Understanding Data Lakes and Data Warehouses

Data Warehouse

A data warehouse is a central repository of integrated data from one or multiple disparate sources.  It enables businesses to store historical data from software applications used by different departments in one place.  Here, data is selected and extracted according to a target need.  Before being uploaded to the data warehouse the data is cleansed to ensure data quality.

The data is then transformed, structured, and categorized, before being stored in the output zone of the data warehouse, called a data mart.  Managers and other business professionals can use data stored in the data mart to create performance reports, conduct online analytical processing, and to support decision-making.

Data Lake

Data lakes differ to data warehouses because they allow data to be stored within a system in its natural form such as CSV, Logs, XML, JSON, email, PDF, image, audio, and video.  Businesses can use data lakes for raw data without having to determine pre-defined needs.  Instead, the data can be stored just in case it may be useful in the future.

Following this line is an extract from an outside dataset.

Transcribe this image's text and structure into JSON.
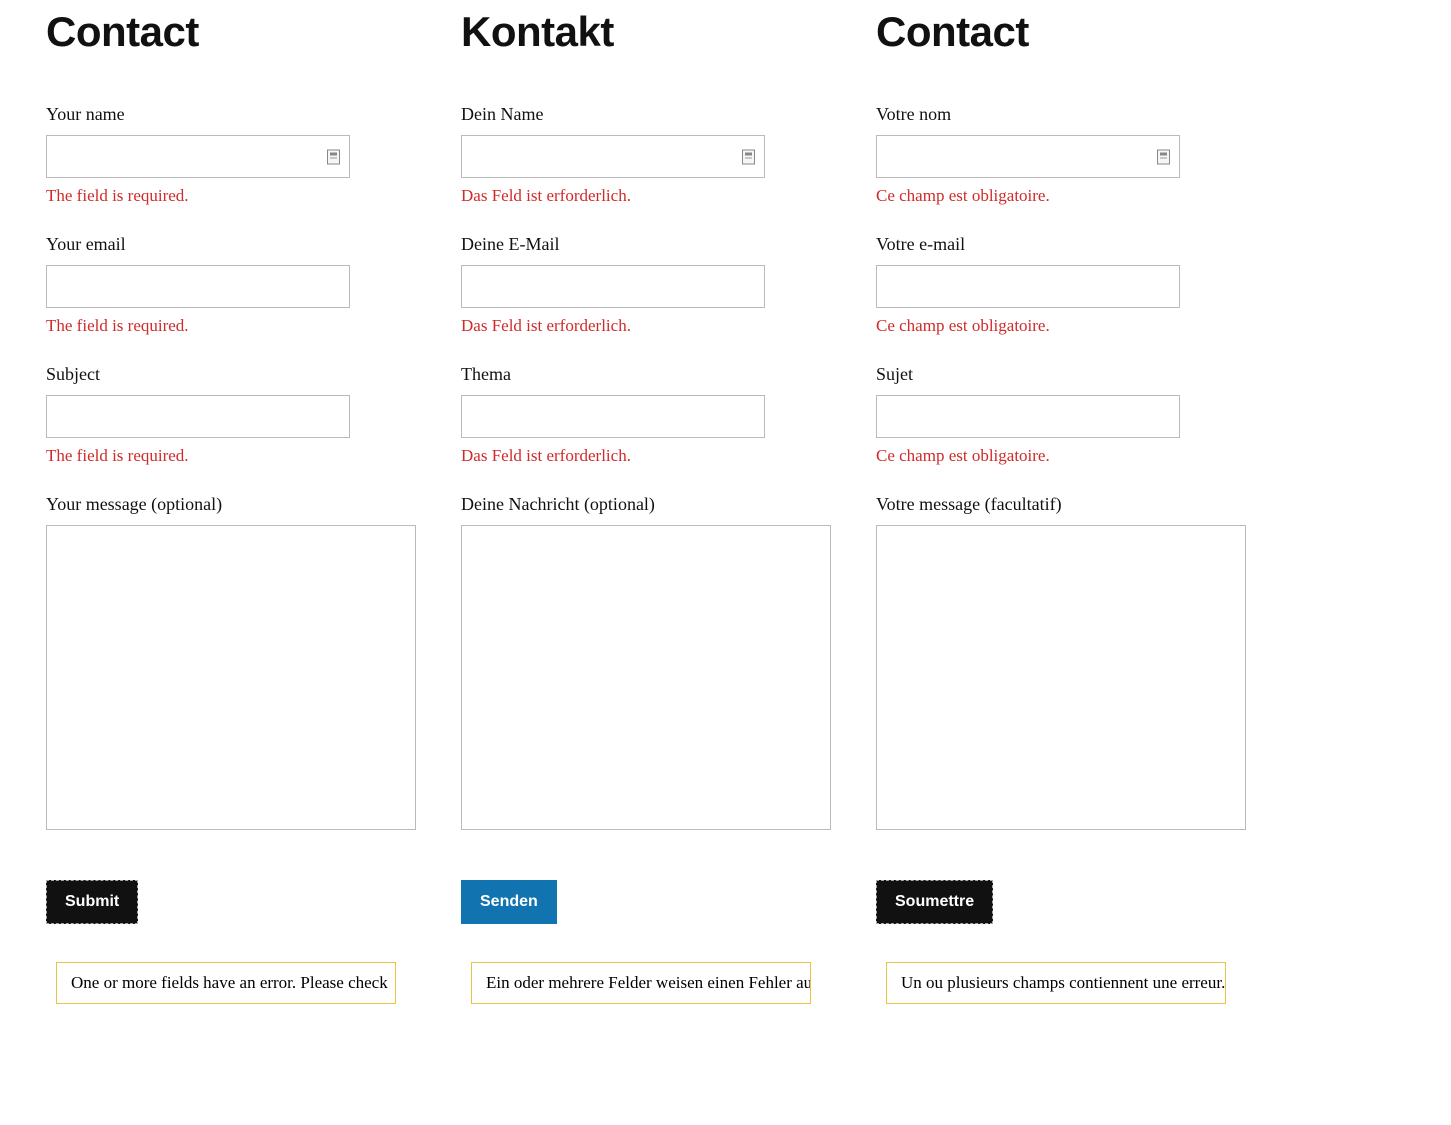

One big advantage is that businesses may not yet know the value of trends or patterns hidden in the raw data until they bring in data scientists, who will conduct data mining.  Data lakes therefore facilitate discovery of trends and patterns, for example by providing a more accurate forecast or identifying sales opportunities.

Comparison

Raw data cannot organise itself, so constructing and maintaining a data warehouse does require additional resources.  These costs are usually offset by the benefits brought to users.  This pay-and-get relationship is somewhat blurred in the case of data lakes.  Since it is collected in the absence of a precise goal, data is usually left in its raw format as a way to save costs.  Schemas are written in order to extract the useful information only when a specific need is identified, or where businesses embark on data mining.

The result is that data is kept in a more intact format.  For example, data related to customer service may include recordings of dialogue which include the voice and tone for customer calls. This would be captured in its entirety under data lakes.

In contrast, the same data stored in a data warehouse may only capture key points relating to the same exchange. The completeness of the raw data in a data lake provides the business with enriched opportunities for analysis compared to the data stored in a data warehouse.

Conclusion

Contrary to popular belief, data lakes are not a successor of data warehouses: they are distinct approaches to storing data that respond to different business needs and work complementarily to each other.  While data lakes are indispensable for data mining, data warehouses enable daily operations and ongoing monitoring.

Successful strategies will seek to incorporate both forms of storage to optimise use of one of the most valuable business assets: data.